全てが終わって、鱗滝の家から禰豆子と二人で家に戻る道のり、久々に手を繋いで歩いた。もう禰豆子も十七だ。手を引いてやるような歳でも無いけれど、どちらからとも無く手を重ねていた。
「お兄ちゃん」
「ん?」
炭治郎が優しく返事をすると、禰豆子は嬉しそうに微笑む。いつものことなのに、それがなんだかひどく寂しい。禰豆子も同じ気持ちなんだろうか。微笑みの中、何かをこらえるように眉根に力が入っている。匂いは変わらないから何を考えているかまでは分からない。ずっと悲しい匂いがしている。
「善逸さんが言ってた。鬼と戦って命を落とした人はみんな、来世で絶対に幸せになるはずだって。そうならないとおかしいって。わんわん泣きながら言うんだよ。私、頭撫でちゃった」
「そうか」
なんだかその姿が鮮明に思い描けて笑ってしまった。善逸は本当に優しい。禰豆子にかけてくれた言葉が、炭治郎にまで寄り添ってくれる。
「来世か」
考えたことも無かった。死んだらきっと家族の元に帰るんだろうとは漠然と思ってきたけれど、もしかしたらあるんだろうか。また、あの人と微笑み合って言葉を交わすいつかが。
「俺、義勇さんに言えなかったことがある」
「ん?」
今度は禰豆子が優しく炭治郎に返事をくれた。それに微笑んで空を見上げる。雲一つない青空だ。朝陽に羽を艶々輝かせる鴉が春風を切って旋回している。
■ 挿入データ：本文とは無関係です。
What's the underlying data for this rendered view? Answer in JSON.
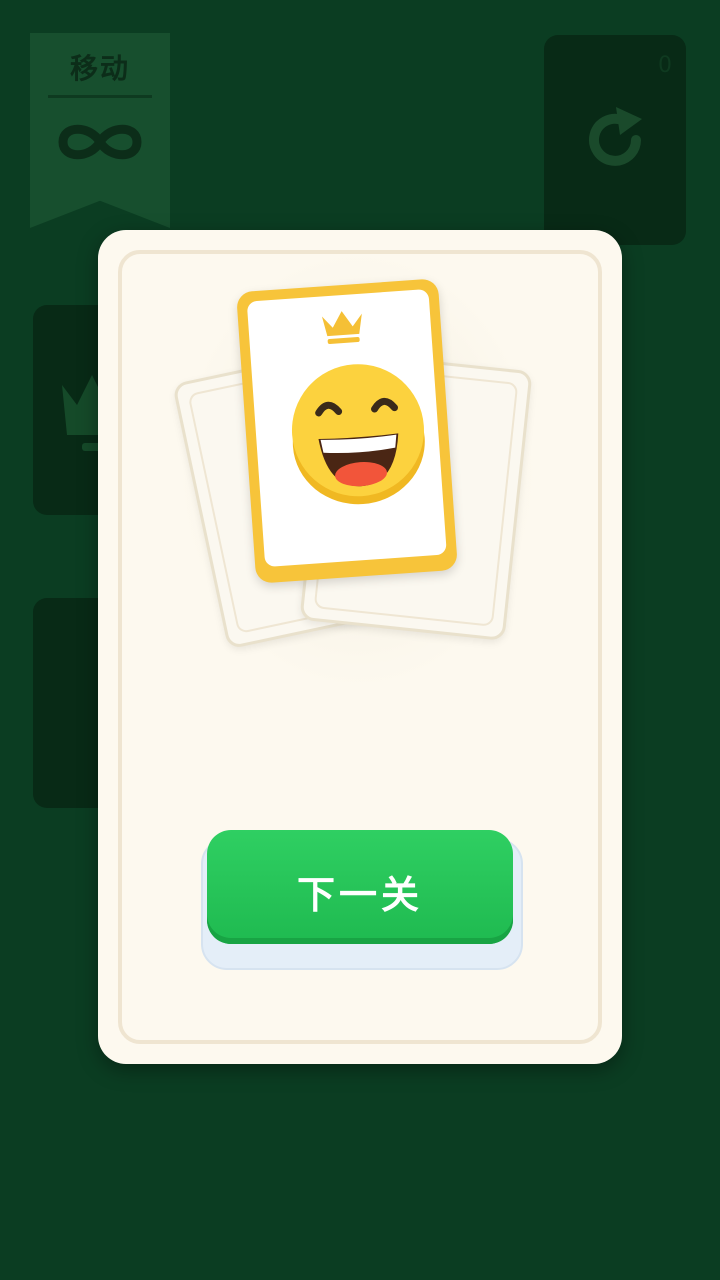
{
  "hud": {
    "moves_label": "移动",
    "moves_icon": "infinity-icon",
    "restart_icon": "restart-icon",
    "restart_corner_text": "0"
  },
  "result_modal": {
    "card_icon": "laughing-face-icon",
    "crown_icon": "crown-icon",
    "next_button_label": "下一关"
  },
  "colors": {
    "background": "#0b3d22",
    "modal": "#fdf9ef",
    "card_border": "#f7c43a",
    "button": "#22c357"
  }
}
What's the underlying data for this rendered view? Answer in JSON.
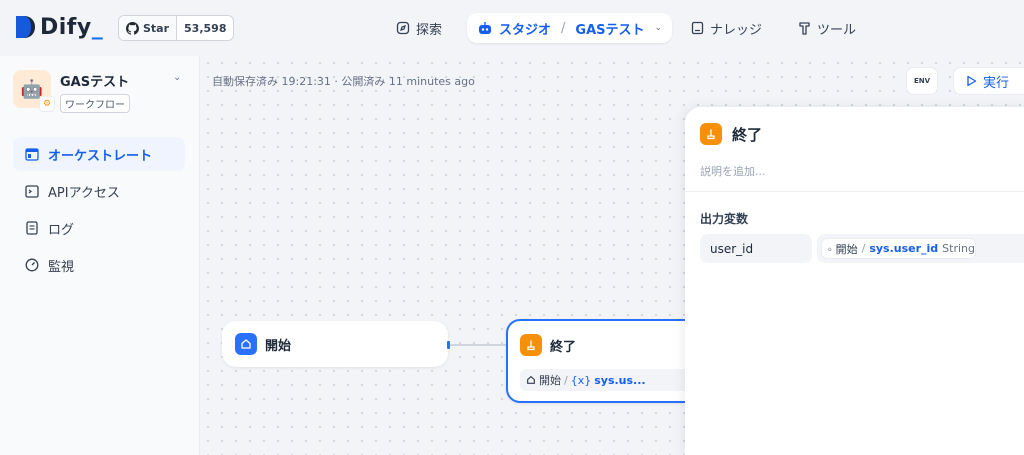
{
  "brand": {
    "name": "Dify",
    "cursor": "_"
  },
  "github": {
    "star_label": "Star",
    "star_count": "53,598"
  },
  "nav": {
    "explore": "探索",
    "studio": "スタジオ",
    "studio_separator": "/",
    "current_app": "GASテスト",
    "knowledge": "ナレッジ",
    "tools": "ツール"
  },
  "app": {
    "name": "GASテスト",
    "type": "ワークフロー"
  },
  "sidebar": {
    "items": [
      {
        "label": "オーケストレート",
        "icon": "layout-icon",
        "active": true
      },
      {
        "label": "APIアクセス",
        "icon": "terminal-icon",
        "active": false
      },
      {
        "label": "ログ",
        "icon": "document-icon",
        "active": false
      },
      {
        "label": "監視",
        "icon": "dashboard-icon",
        "active": false
      }
    ]
  },
  "toolbar": {
    "autosave": "自動保存済み 19:21:31 · 公開済み 11 minutes ago",
    "env_label": "ENV",
    "run_label": "実行"
  },
  "canvas": {
    "start_node": {
      "title": "開始"
    },
    "end_node": {
      "title": "終了",
      "var_source": "開始",
      "var_separator": "/",
      "var_icon": "{x}",
      "var_name": "sys.us..."
    }
  },
  "panel": {
    "title": "終了",
    "description_placeholder": "説明を追加...",
    "section_title": "出力変数",
    "outputs": [
      {
        "name": "user_id",
        "source": "開始",
        "separator": "/",
        "variable": "sys.user_id",
        "type": "String"
      }
    ]
  },
  "colors": {
    "accent": "#155eef",
    "start_node": "#2970ff",
    "end_node": "#f79009"
  }
}
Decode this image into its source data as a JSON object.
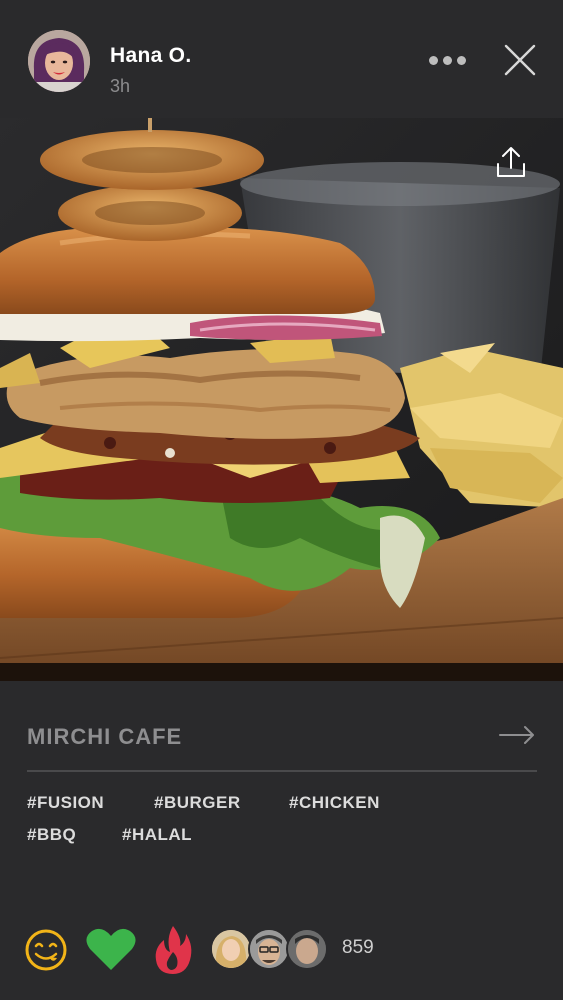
{
  "post": {
    "author": "Hana O.",
    "time": "3h",
    "place": "MIRCHI CAFE",
    "tags": [
      "#FUSION",
      "#BURGER",
      "#CHICKEN",
      "#BBQ",
      "#HALAL"
    ],
    "like_count": "859"
  },
  "icons": {
    "more": "more-dots-icon",
    "close": "close-icon",
    "share": "share-upload-icon",
    "arrow": "arrow-right-icon",
    "yum": "yum-face-icon",
    "heart": "heart-icon",
    "fire": "fire-icon"
  },
  "colors": {
    "background": "#2a2a2c",
    "heart": "#3cb44b",
    "fire": "#e0344a",
    "yum": "#f2b418",
    "place_text": "#8e8e90"
  }
}
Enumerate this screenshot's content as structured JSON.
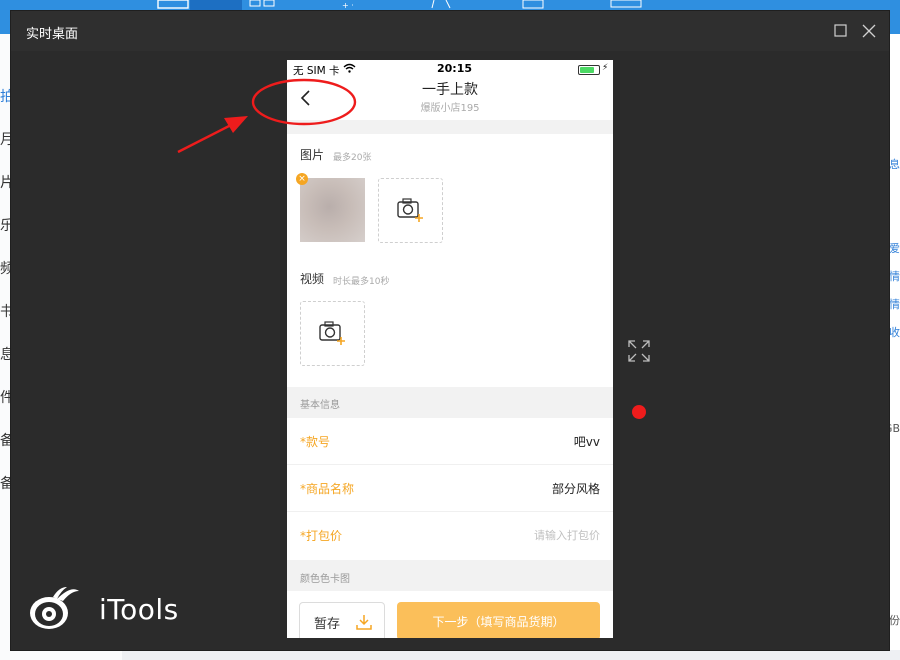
{
  "background_app": {
    "left_menu_fragments": [
      "拍",
      "月",
      "片",
      "乐",
      "频",
      "书",
      "息",
      "件",
      "备",
      "备"
    ],
    "right_fragments": [
      "息",
      "爱",
      "情",
      "情",
      "收"
    ],
    "right_storage_fragment": "GB",
    "right_bottom_fragment": "份"
  },
  "window": {
    "title": "实时桌面",
    "maximize_icon": "maximize-icon",
    "close_icon": "close-icon",
    "logo_text": "iTools"
  },
  "phone": {
    "status": {
      "carrier": "无 SIM 卡",
      "time": "20:15",
      "bolt": "⚡"
    },
    "nav": {
      "title": "一手上款",
      "subtitle": "爆版小店195"
    },
    "images": {
      "label": "图片",
      "hint": "最多20张",
      "remove_mark": "×"
    },
    "video": {
      "label": "视频",
      "hint": "时长最多10秒"
    },
    "basic_info": {
      "header": "基本信息",
      "fields": [
        {
          "label": "*款号",
          "value": "吧vv",
          "placeholder": ""
        },
        {
          "label": "*商品名称",
          "value": "部分风格",
          "placeholder": ""
        },
        {
          "label": "*打包价",
          "value": "",
          "placeholder": "请输入打包价"
        }
      ]
    },
    "color_card": {
      "header": "颜色色卡图"
    },
    "footer": {
      "save_label": "暂存",
      "next_label": "下一步（填写商品货期）"
    }
  },
  "colors": {
    "accent": "#f5a623",
    "next_button": "#fbbf5a",
    "annotation_red": "#ee1c1c",
    "window_bg": "#2b2b2b",
    "app_blue": "#2f8fe0"
  }
}
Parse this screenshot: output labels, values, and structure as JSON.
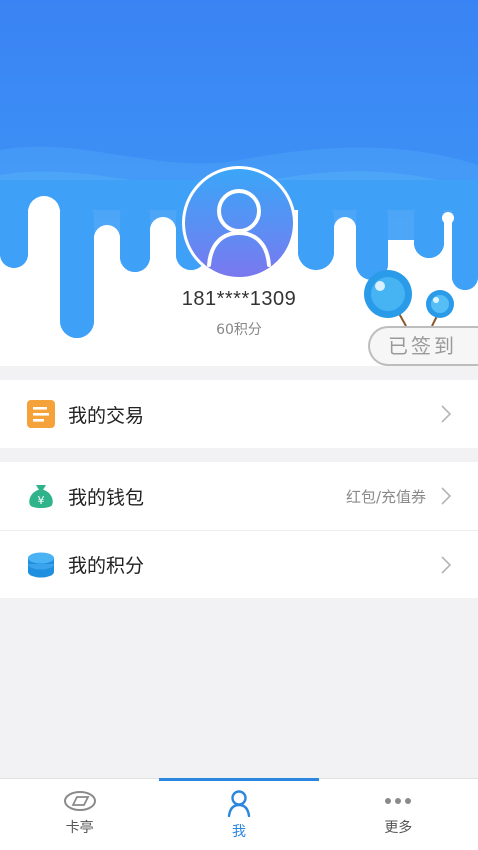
{
  "profile": {
    "phone": "181****1309",
    "points_text": "60积分",
    "signin_label": "已签到"
  },
  "menu": {
    "trade": {
      "label": "我的交易",
      "icon": "document-icon"
    },
    "wallet": {
      "label": "我的钱包",
      "hint": "红包/充值券",
      "icon": "money-bag-icon"
    },
    "points": {
      "label": "我的积分",
      "icon": "coin-stack-icon"
    }
  },
  "tabbar": {
    "tabs": [
      {
        "label": "卡亭",
        "icon": "card-kiosk-icon",
        "active": false
      },
      {
        "label": "我",
        "icon": "user-icon",
        "active": true
      },
      {
        "label": "更多",
        "icon": "more-dots-icon",
        "active": false
      }
    ]
  },
  "colors": {
    "header_blue": "#3b87f5",
    "drip_blue": "#3ea0f7",
    "accent": "#2b86e0",
    "trade_icon": "#f5a23a",
    "wallet_icon": "#2fb38b",
    "points_icon": "#1f8fe0"
  }
}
「一緒に、来てくれませんかって。俺たちの家に義勇さんが居てくれたらなあって思ったんだよ」
善逸や伊之助たちと一緒に家に来てもらって、そのまま過ごしてもらったらどんなにか嬉しいだろうと思った。心底いい思いつきだと思ったのに、結局口に出せなかった。
「でも言ってたらきっと困っただろうなあ、義勇さん」
「そうかな」
「うん、多分。優しい人だろう」
「そうだね」
いつのまにか炭治郎は多分、義勇を気づかない内にごく近いところに置いていたのだと思う。家族と言ってしまいたくなるくらいの近さに。けれど炭治郎はなんとなく鼻先で悟っていた。義勇はきっと、炭治郎や禰豆子の世話になることを喜ばない。
「来世があるなら、その時じっくりやることにするよ」
来世はとびきり平和な世界だといい。義勇にとんでもない大恩なんか無くて、ただただ炭治郎は義勇を慕って、ちょっとずつでも仲良くなって、お互いに年寄りになっても家族みたいに付き合っていけたらとってもいい。
ふふっと、空気が揺れた。見れば禰豆子が襟巻に鼻を押しつけて笑っている。
「なんだかそれ、義勇さんがお嫁にほしかったって言ってるみたい」
なっ、と言葉に詰まって真っ赤になって否定した。そうするとますます、禰豆子の笑みは深くなるのだった。